Women’s rights are the true indicators of progress

World leaders are debating on how we can best tackle pressing challenges facing India and the rest of the world.
In their dialogue on the framework to replace the Millennium Development Goals (MDG) — set to expire in 2015 — these leaders must guard against "observational bias". We must carefully select goals and indicators that best guide the fight against global poverty and inequality, and best measure progress, rather than choosing indicators that are less meaningful but can be measured relatively easily.

India is one of the countries taking a lead in determining the shape of the post-2015 development agenda through its role in the Open Working Group. It must use its successful experience with anti-poverty efforts — in particular its leadership in the field of land rights for the landless — to help an informed debate.
Efforts are on to provide poor landless rural families with secure land rights in many states, including West Bengal, Odisha, Andhra Pradesh, Bihar, Uttar Pradesh and Karnataka.
Across India, more than a million rural landless families have obtained land rights. So, India's leaders can join the growing chorus of voices calling for land rights for women and men to be explicitly included in the post-2015 development agenda. Strengthening such rights, particularly for women, can help address multiple development goals.
Most recently, the Open Working Group co-chairs identified rights and access to land, property and other assets and resources as a critical crosscutting issue and priority concern under four focus areas: poverty eradication, gender equality, food security and rule of law. A target to increase and strengthen land rights for women and men will contribute to other goals as well. But we need to meaningfully measure progress.
Take women's land rights in particular. Consider three different ways to measure the extent to which women have secure land rights in any country. One, the degree to which a country's laws recognise women's rights to control, inherit and own land and other productive resources. Two, the ratio of women to men with documented rights to land. Three, the per cent of parcels owned by women.
Measuring legal frameworks may be the easiest route, but is fraught with the potential for false positives.

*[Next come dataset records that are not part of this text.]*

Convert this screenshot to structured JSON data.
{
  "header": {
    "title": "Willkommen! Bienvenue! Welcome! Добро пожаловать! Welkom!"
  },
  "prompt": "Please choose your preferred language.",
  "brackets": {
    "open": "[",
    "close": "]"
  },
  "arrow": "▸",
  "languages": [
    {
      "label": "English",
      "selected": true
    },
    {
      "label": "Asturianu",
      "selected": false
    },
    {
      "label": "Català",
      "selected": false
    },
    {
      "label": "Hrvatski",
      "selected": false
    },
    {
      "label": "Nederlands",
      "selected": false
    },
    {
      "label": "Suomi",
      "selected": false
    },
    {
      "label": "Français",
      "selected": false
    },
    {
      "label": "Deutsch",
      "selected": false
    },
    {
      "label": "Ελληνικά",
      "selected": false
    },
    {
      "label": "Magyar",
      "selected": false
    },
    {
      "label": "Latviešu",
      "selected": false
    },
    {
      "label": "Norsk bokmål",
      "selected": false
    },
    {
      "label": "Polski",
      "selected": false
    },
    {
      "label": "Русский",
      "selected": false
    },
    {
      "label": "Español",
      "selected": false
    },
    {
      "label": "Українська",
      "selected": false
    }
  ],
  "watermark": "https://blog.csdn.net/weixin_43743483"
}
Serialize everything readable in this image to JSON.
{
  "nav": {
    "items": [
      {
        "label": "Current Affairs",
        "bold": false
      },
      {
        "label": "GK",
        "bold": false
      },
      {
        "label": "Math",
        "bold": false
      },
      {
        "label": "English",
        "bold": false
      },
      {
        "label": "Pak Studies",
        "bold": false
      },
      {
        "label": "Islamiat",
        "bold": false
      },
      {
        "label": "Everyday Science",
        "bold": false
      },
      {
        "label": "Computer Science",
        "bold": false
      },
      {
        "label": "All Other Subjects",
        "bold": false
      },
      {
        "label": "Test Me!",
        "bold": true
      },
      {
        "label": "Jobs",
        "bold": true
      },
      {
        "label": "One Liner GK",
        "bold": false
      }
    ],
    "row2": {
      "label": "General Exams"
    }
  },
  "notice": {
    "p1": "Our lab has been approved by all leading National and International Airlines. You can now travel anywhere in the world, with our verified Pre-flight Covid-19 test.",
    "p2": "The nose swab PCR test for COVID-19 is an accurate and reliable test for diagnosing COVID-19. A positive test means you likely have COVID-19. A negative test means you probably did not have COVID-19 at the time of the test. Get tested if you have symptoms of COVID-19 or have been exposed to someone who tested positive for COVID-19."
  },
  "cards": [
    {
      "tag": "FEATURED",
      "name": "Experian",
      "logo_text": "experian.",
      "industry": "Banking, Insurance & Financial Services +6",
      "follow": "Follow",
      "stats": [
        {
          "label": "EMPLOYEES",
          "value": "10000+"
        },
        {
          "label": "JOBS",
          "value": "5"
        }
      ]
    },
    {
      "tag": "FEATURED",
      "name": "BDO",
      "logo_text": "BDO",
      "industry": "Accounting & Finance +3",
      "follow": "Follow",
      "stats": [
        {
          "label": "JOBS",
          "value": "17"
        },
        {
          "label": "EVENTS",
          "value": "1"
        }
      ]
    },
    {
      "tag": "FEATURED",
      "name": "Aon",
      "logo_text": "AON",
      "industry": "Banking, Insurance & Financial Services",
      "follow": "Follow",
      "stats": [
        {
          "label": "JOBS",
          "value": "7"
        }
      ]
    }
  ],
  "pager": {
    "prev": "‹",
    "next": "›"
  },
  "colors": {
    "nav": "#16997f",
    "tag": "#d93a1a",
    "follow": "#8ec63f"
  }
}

The existence of non-discriminatory and gender-sensitive legal frameworks, while a critical step, does not necessarily mean that women realise their land rights on an equal basis with men.

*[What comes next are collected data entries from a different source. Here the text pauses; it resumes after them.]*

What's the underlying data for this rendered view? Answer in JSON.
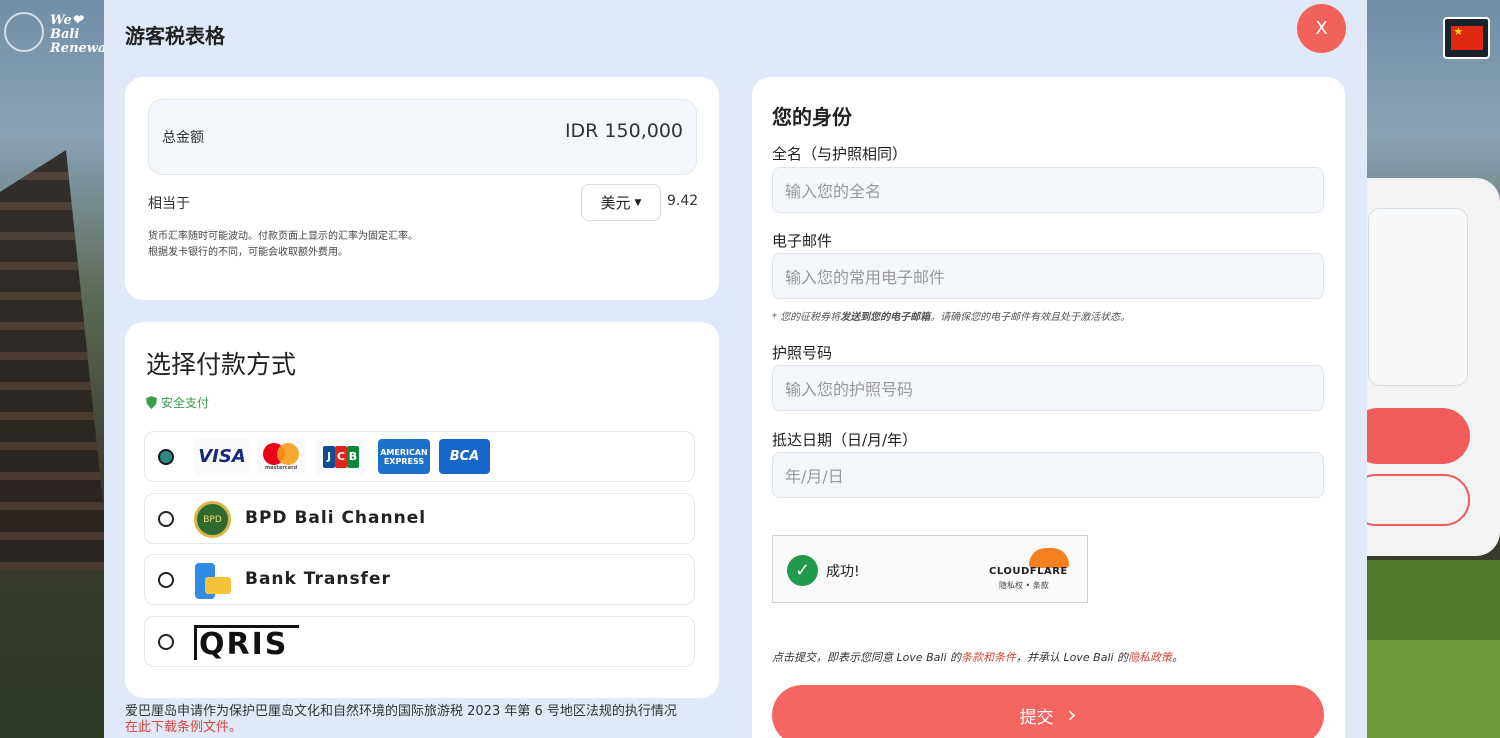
{
  "background": {
    "logo_text": "We❤\nBali\nRenewal",
    "flag_icon": "china-flag-icon"
  },
  "modal": {
    "title": "游客税表格",
    "close_label": "X"
  },
  "amount": {
    "total_label": "总金额",
    "total_value": "IDR 150,000",
    "equivalent_label": "相当于",
    "currency_selected": "美元",
    "equivalent_value": "9.42",
    "note_line1": "货币汇率随时可能波动。付款页面上显示的汇率为固定汇率。",
    "note_line2": "根据发卡银行的不同，可能会收取额外费用。"
  },
  "payment": {
    "title": "选择付款方式",
    "secure_label": "安全支付",
    "options": [
      {
        "id": "cards",
        "label": "",
        "selected": true,
        "logos": [
          "VISA",
          "mastercard",
          "JCB",
          "AMERICAN EXPRESS",
          "BCA Card"
        ]
      },
      {
        "id": "bpd",
        "label": "BPD Bali Channel",
        "selected": false
      },
      {
        "id": "bank",
        "label": "Bank Transfer",
        "selected": false
      },
      {
        "id": "qris",
        "label": "",
        "selected": false,
        "logo": "QRIS"
      }
    ]
  },
  "footer": {
    "text": "爱巴厘岛申请作为保护巴厘岛文化和自然环境的国际旅游税 2023 年第 6 号地区法规的执行情况",
    "link": "在此下载条例文件。"
  },
  "identity": {
    "title": "您的身份",
    "fullname_label": "全名（与护照相同）",
    "fullname_placeholder": "输入您的全名",
    "email_label": "电子邮件",
    "email_placeholder": "输入您的常用电子邮件",
    "email_hint_prefix": "* 您的征税券将",
    "email_hint_bold": "发送到您的电子邮箱",
    "email_hint_suffix": "。请确保您的电子邮件有效且处于激活状态。",
    "passport_label": "护照号码",
    "passport_placeholder": "输入您的护照号码",
    "arrival_label": "抵达日期（日/月/年）",
    "arrival_placeholder": "年/月/日",
    "captcha_status": "成功!",
    "captcha_brand": "CLOUDFLARE",
    "captcha_links": "隐私权 • 条款",
    "terms_prefix": "点击提交，即表示您同意 Love Bali 的",
    "terms_link1": "条款和条件",
    "terms_middle": "，并承认 Love Bali 的",
    "terms_link2": "隐私政策",
    "terms_suffix": "。",
    "submit_label": "提交"
  },
  "colors": {
    "accent": "#f56663",
    "modal_bg": "#dfe9f8",
    "secure_green": "#3a9d4a",
    "link_red": "#d9463b"
  }
}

For example, India adopted the Hindu Succession Act amendment in 2005, to ensure that daughters enjoy equal rights to inherit their parents' land. Yet, a new study released last month found that a majority of women surveyed did not inherit any land from their parents and did not even know of another woman who had inherited land.
So, there is good reason to consider instead a measurement that better reflects whether women in fact have secure rights to land, such as documented evidence of such rights.
While not perfect, it would reveal whether women are realising their rights on the ground.
But there is a huge difference between measuring the per cent of land titled to women versus measuring the per cent of women who have title or other documentation to land.
  Measuring the per cent of land owned by women in India would, no doubt, be skewed by wealthy urban elites. Such a data point would mask the fact that in India today, nearly 73% of rural women labour in the fields, but only a tiny fraction of them actually have secure rights to the land they rely on.

We need to ensure that current efforts to formulate a new path and identify the missing dimensions of the MDGs are not an exercise in futility.
To ensure that India and other developing countries achieve gains in poverty eradication, gender equality, food security, rule of law and environmental sustainability, we need to focus areas previously largely unmeasured, such as the per cent of women who have documentation of a range of rights to land.
It will ensure that a growing number of women have real secure rights to land and other productive resources and a path out of poverty.